Why use semi-directional antennas, beamforming, higher transmit power, etc. to increase AP range if you cannot increase the transmit power of the client STA as well? Wouldn't these methods of increasing the range of the AP be bottlenecked by the limited range of the client anyway?
The short answer is the client STA is almost always the limiting factor on AP range, and that's a good concept to understand. That being said;
A directional antenna would allow you to increase usable coverage distance (not necessarily coverage area) even without raising the Tx power on the client STA. The AP's energy would be more focused at the client and the directional antenna would allow the AP to better hear signals from the (presumed) omni antenna in the client STA.
Beamforming is more about improving link quality than actual range, although greater usable range often is a result.
Higher Tx power will only be effective if you have it set far too low to begin with. Tx power that is too high is exactly what causes near-far issues where the client can Rx the AP traffic but not vis-versa.
Remember, our goal as wireless engineers is to achieve the best possible user experience. In every single one of my projects, that is achieved with a laundry list of small improvements, and all of those improvements are site/customer specific.
It may not affect your question, but I have found (real) Sensitivity is a much bigger factor than output power for range.
WLAN design typically starts with figuring out the S.O.M. System Operating Margin. SOM is typically based on the worst STA which typically means the STA with the worst “receive sensitivity”. Typically todays WLAN’s are being designed for maximum capacity.
When was the last time you surveyed for range?
If your using say a Cisco 1262(2.4GHz) with 5db Omni’s @13dBm say your output power is 15dBm (-3 for connectors)
Free space path loss @50 feet is 64dB
If you’re looking for -67 for the STA then your SOM is 18dB, or quality WLAN coverage.
Hope this helps?
Yes Agreed! A Link between AP & STA is always UPLINK limited & most of the survey engineers overlook this part.
There's catch here. When you talked about all these features, including Power, Beamforming etc, you didn't talk about EIRP/Antenna part.
Someone just pointed out that AP Sensitivity is more important criteria, and I agree with him. With Carrier Wi-Fi, most of the time you would find end customers always evaluate two models based on Rx Sensitivity & EIRP. Rest doesn't matter most of the time (my experience).
So what you do? Wrong approach would be to increase AP power, but increase EIRP by putting high gain directional antenna to improve on UPLINK limitation.
Hope this helps.
Lots of replies hitting on this idea but I'd like to state it specifically - antennas provide bi-directional gain; that is, to both the AP and STA. Though the gain will not be equal in both directions (always more from the transmit side at the antenna), the higher gain of directional antennas will affect both the AP and the STA.

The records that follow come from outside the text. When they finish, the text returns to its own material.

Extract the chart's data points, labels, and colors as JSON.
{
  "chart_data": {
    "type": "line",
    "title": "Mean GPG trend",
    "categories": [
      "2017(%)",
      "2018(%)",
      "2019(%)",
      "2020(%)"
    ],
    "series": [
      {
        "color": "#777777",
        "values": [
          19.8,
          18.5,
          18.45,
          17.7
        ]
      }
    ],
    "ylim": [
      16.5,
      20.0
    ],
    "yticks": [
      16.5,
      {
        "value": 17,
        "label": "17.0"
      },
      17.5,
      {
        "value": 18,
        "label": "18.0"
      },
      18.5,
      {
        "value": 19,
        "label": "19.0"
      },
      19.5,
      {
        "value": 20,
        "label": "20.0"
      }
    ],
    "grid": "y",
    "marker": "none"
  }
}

Can you provide a cite for "Though the gain will not be equal in both directions..."?
My understanding of the "Theorem of Electromagnetic Reciprocity" indicates that the receive gain and the transmit gain should be the same. I understand the exceptions, but they mostly don't apply to the antennas commonly used in Wi-Fi (and similar) systems.
I've reread the post and my response and apologize for having wandered into old habits regarding directional antennas, which I often tend to translate as "parabolic". Parabolic antennas with subreflectors exhibit more gain in the transmit direction than in the receive direction as a function of the focus of the beam at the local source vs. the distant end. While this may not be true in other antenna types, and is not often delineated in theoretical discussions, it is a known (measured) characteristic of parabolics (which, again, I mistakenly referenced). Antenna datasheets (such as http://www.gatr.com/products/2-4-antenna-system) typically reflect this characteristic.
The difference between send and receive gain seems to be greatest in the C-band. Is this a wide-band antenna/wavelength design compromise ?
If so, could you design a narrow bandwidth antenna with equally good send/receive performance ?
As you can see from the listed specifications, the lower frequency/longer wavelength results in greater differentiation of gains for tx and rx. So, yes, I believe that it is a part of the wide-band antenna/wavelength design compromise that you mentioned. However, I'd suggest that beamwidth is a factor, as well. Although I did not intend to get this far in our discussion/research, I would suspect that you would see a convergence of gains as you narrow bandwidth, but do not believe you would have the same result by narrowing beamwidth.